The University of the Future is Here

Guest Correspondence


The announcement that the University of Florida will establish its first Engineering Innovation Station in Sarasota is thrilling news. The Sarasota-Bradenton-Venice region does not have, and badly needs, an engineering presence. We have CEOs of global companies who make their homes here, but who cannot move their operations here because we cannot supply the engineering talent. We have some very fine local high schools and universities. Some of the colleges offer rigorous science courses, but no local institution offers a credible first year engineering design course, let alone some of the more advanced engineering courses. Students interested in engineering must leave the area, and they often do not return. The new engineering presence can only help with pipeline issues from the local high schools, with hack-a-thons and design competitions, and with entrepreneurship curricula. The articulation program with State College of Florida will give local students a route into engineering, and New College and others are eager to explore dual degree programs with UF engineering. All of this will help local start-ups.  

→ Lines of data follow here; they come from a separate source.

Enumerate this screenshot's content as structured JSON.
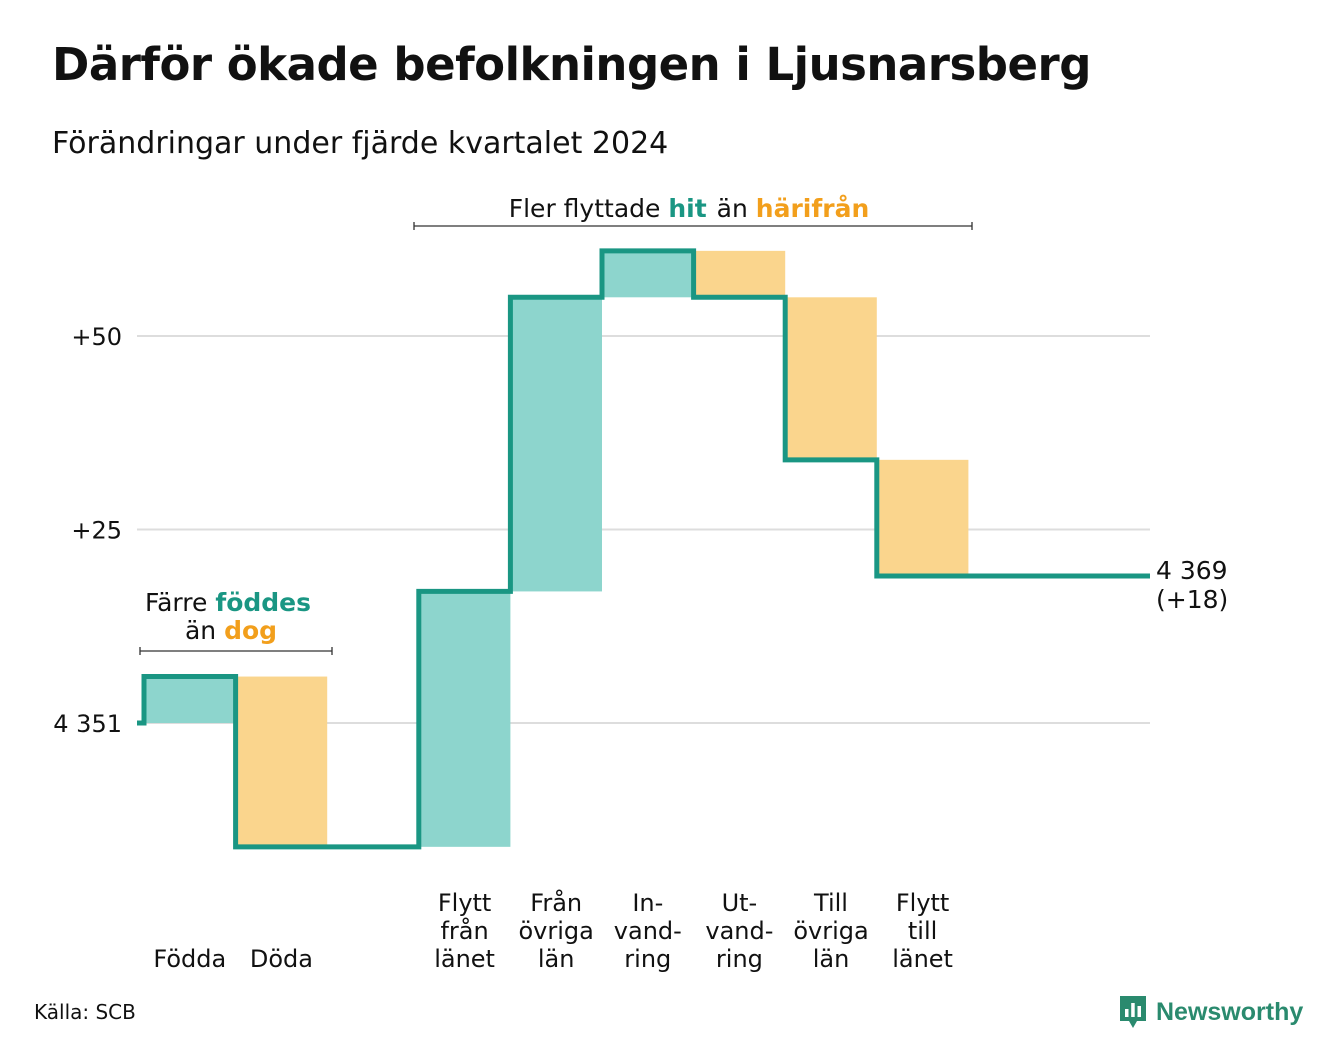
{
  "header": {
    "title": "Därför ökade befolkningen i Ljusnarsberg",
    "subtitle": "Förändringar under fjärde kvartalet 2024"
  },
  "footer": {
    "source": "Källa: SCB",
    "brand": "Newsworthy",
    "brand_icon": "newsworthy-chart-bubble-icon"
  },
  "colors": {
    "increase_fill": "#8dd5cd",
    "decrease_fill": "#fad58d",
    "step_line": "#1a9683",
    "gridline": "#dddddd",
    "hit": "#1a9683",
    "harifran": "#f29f1c",
    "brand": "#2a8a6e"
  },
  "chart_data": {
    "type": "waterfall",
    "start_value": 4351,
    "end_label": "4 369",
    "end_change_label": "(+18)",
    "categories": [
      [
        "Födda"
      ],
      [
        "Döda"
      ],
      [],
      [
        "Flytt",
        "från",
        "länet"
      ],
      [
        "Från",
        "övriga",
        "län"
      ],
      [
        "In-",
        "vand-",
        "ring"
      ],
      [
        "Ut-",
        "vand-",
        "ring"
      ],
      [
        "Till",
        "övriga",
        "län"
      ],
      [
        "Flytt",
        "till",
        "länet"
      ]
    ],
    "changes": [
      6,
      -22,
      0,
      33,
      38,
      6,
      -6,
      -21,
      -15
    ],
    "yticks": [
      {
        "value": 0,
        "label": "4 351"
      },
      {
        "value": 25,
        "label": "+25"
      },
      {
        "value": 50,
        "label": "+50"
      }
    ],
    "ylim": [
      -16,
      62
    ],
    "grid": true,
    "annotations": {
      "natural": {
        "line1_a": "Färre ",
        "line1_b": "föddes",
        "line2_a": "än ",
        "line2_b": "dog"
      },
      "migration": {
        "a": "Fler flyttade ",
        "b": "hit",
        "c": "än ",
        "d": "härifrån"
      }
    }
  }
}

Our region already has a number of distinguished nonprofit educational institutions: a fine, open access former community college (State College of Florida), a separately accredited regional comprehensive university (the University of South Florida at Sarasota-Manatee) that offers some professional masters degrees, a top-ranked national residential arts and science college that focuses on undergraduate education (New College of Florida) and a high quality arts and technical undergraduate institution (Ringling College of Art and Design). In addition, through the Ringling Museum and the Asolo Conservatory, Florida State University offers an MFA program, and is adding some additional masters programs in the arts. These schools comprise one of every Carnegie-type institution with the exception of a research intensive university. Their missions are complementary, and they do not compete. In January 2016, these institutions and Eckerd College announced the establishment of the Consortium of Colleges of the Creative Coast (the C4 group). The group, itself supported by a collaboration among three local foundations (the Gulf Coast Community Foundation of Venice, the Community Foundation of Sarasota, and the Charles and Margery Barancik Foundation), has embarked on a number of cooperative efforts. A student at any one of the institutions will soon be able to take courses for credit at any other institutions without money changing hands, and we will see even more collaborative degree programs.

The Bradenton-Sarasota-Venice area has a rich cultural and artistic life and some very interesting start-ups and businesses. Yet it is one of the few developed areas of Florida without a full-scale research university. It does have, however, most of the components that comprise a research-intensive university with the exception of a first-rate engineering program. And the UF program promises to plug this gap. The C4 members offer diverse undergraduate programs, as well as some graduate programs. For example, in addition to FSU’s celebrated MFA program and future graduate programs in museum education, USF-SM offers an MBA and graduate education degrees, as well as very strong degrees in Hospitality Management. FSU also offers a medical residency program in conjunction with Sarasota Memorial Hospital, a very highly rated nonprofit hospital. New College has just started a cutting edge graduate program in data science with a focus on large data sets, and Ringling College is contemplating some graduate programs. The University of Florida has established a satellite facility called City Lab-Sarasota that offers a Master of Architecture Degree, as well as an IFAS extension in Sarasota.  We have a number of high-quality, non-profit private research institutes in the area:  these include Mote Marine Laboratory which focuses on ocean and environmental research, the Roskamp Institute which focuses on biomedical research, Selby Botanical Gardens which has a strong botanical research group, and the Eiling O. Eide Center, Research Library and Preserve, which will become a magnet for research in Asian studies

In thinking about the university of the future, I can hardly think of a better model than having three of Florida’s research intensive institutions—FSU, UF and USF—offer satellite operations in this region that draw on the distinctive intellectual strengths of those institutions, and that together with local institutions, afford the region the economic and human capital that a full scale research intensive university would bring. This sort of collaboration realizes some of the deepest goals of the State University System Board of Governors, the Florida College System, and national educational organizations. It will provide the nation and the state with a new and vibrant model for higher education and research. And, most importantly, it offers our students and our region an unparalleled opportunity to take their place in our ever more global world.

Dr. Donal O'Shea is the president of New College of Florida.